The ban on foreign buyers exempts permanent residents and foreign students and workers, as well as those who acquire primary residence.
Trudeau promised to address housing prices during his election campaign last year.
In addition to the temporary ban on foreign buyers, the budget proposal released Thursday by his administration sets aside billions to power new construction and propose new programs, such as a tax-free savings account for new buyers.
Trudeau also discussed banning certain bidding processes that favor investors, which, according to some statistics, account for about one in five homes purchased in Canada since 2014.
Trudeau’s plans have been reflected in individual decisions in other Canadian regions and provinces.
In Ontario, for example, Provincial Premier Doug Ford recently announced plans to increase an existing tax on foreign buyers from 15% to 20% and extend it beyond Toronto to the entire province.
While overseas purchases aren’t the main source of accessibility problems, taxing them at least increases the revenue that can be redistributed to address those problems, says Steve Pomeroy, director of Focus Consulting, a housing policy firm.
“If you ban them, it doesn’t really have a big impact on containing house price increases and giving up revenue,” he says.
New Zealand introduced a similar measure banning foreign buyers in 2018.
Paul Kershaw, professor al University of British Columbia, Nor does he think Trudeau’s proposal can curb price increases or significantly address affordability.

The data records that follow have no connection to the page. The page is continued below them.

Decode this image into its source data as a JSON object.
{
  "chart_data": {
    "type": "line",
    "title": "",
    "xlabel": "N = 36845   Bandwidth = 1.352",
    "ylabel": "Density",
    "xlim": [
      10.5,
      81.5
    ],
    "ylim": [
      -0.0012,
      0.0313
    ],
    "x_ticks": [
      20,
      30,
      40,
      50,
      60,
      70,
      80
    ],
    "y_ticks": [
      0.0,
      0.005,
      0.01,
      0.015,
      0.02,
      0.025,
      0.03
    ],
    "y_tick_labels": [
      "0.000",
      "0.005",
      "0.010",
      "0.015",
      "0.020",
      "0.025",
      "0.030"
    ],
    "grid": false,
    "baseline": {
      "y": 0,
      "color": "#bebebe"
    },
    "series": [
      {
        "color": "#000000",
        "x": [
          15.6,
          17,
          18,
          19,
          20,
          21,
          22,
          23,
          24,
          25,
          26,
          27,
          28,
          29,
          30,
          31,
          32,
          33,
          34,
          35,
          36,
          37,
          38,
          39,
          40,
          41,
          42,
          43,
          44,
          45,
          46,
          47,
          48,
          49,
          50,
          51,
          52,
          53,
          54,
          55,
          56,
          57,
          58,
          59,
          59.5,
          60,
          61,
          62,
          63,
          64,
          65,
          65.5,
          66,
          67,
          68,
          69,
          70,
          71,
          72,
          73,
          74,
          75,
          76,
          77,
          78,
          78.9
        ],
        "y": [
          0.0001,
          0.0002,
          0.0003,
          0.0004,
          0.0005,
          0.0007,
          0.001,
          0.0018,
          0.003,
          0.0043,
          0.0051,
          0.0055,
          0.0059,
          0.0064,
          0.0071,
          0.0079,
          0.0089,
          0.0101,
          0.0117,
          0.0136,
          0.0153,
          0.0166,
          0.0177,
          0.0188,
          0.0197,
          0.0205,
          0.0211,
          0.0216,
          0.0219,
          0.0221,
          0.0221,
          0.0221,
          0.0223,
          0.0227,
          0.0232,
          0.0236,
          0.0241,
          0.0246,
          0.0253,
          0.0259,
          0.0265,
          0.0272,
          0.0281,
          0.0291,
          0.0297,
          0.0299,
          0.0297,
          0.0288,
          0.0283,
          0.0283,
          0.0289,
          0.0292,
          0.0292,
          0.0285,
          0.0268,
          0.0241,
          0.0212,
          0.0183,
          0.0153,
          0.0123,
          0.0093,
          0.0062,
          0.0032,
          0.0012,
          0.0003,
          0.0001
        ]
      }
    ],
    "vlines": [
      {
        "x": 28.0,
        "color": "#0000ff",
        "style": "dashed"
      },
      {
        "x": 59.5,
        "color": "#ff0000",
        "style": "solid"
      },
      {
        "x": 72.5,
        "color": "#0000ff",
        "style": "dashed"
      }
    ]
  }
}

“It is unclear whether these measures are sufficient to solve Canada’s problem with high and rising house prices,” he says.
Pomeroy expects prices to fall in the coming months as the central bank has raised interest rates.
The Canadian real estate market is particularly susceptible to such movements, as many buyers rely on five-year mortgages rather than the common long-term mortgages in the United States and other countries.
But higher interest rates will only make homes less affordable for potential buyers looking to enter the market, he warned.
Myers said that, in the long run, he expects warmer markets like Toronto and Vancouver to be dominated by renters, as regular buyers will be kicked out of the market.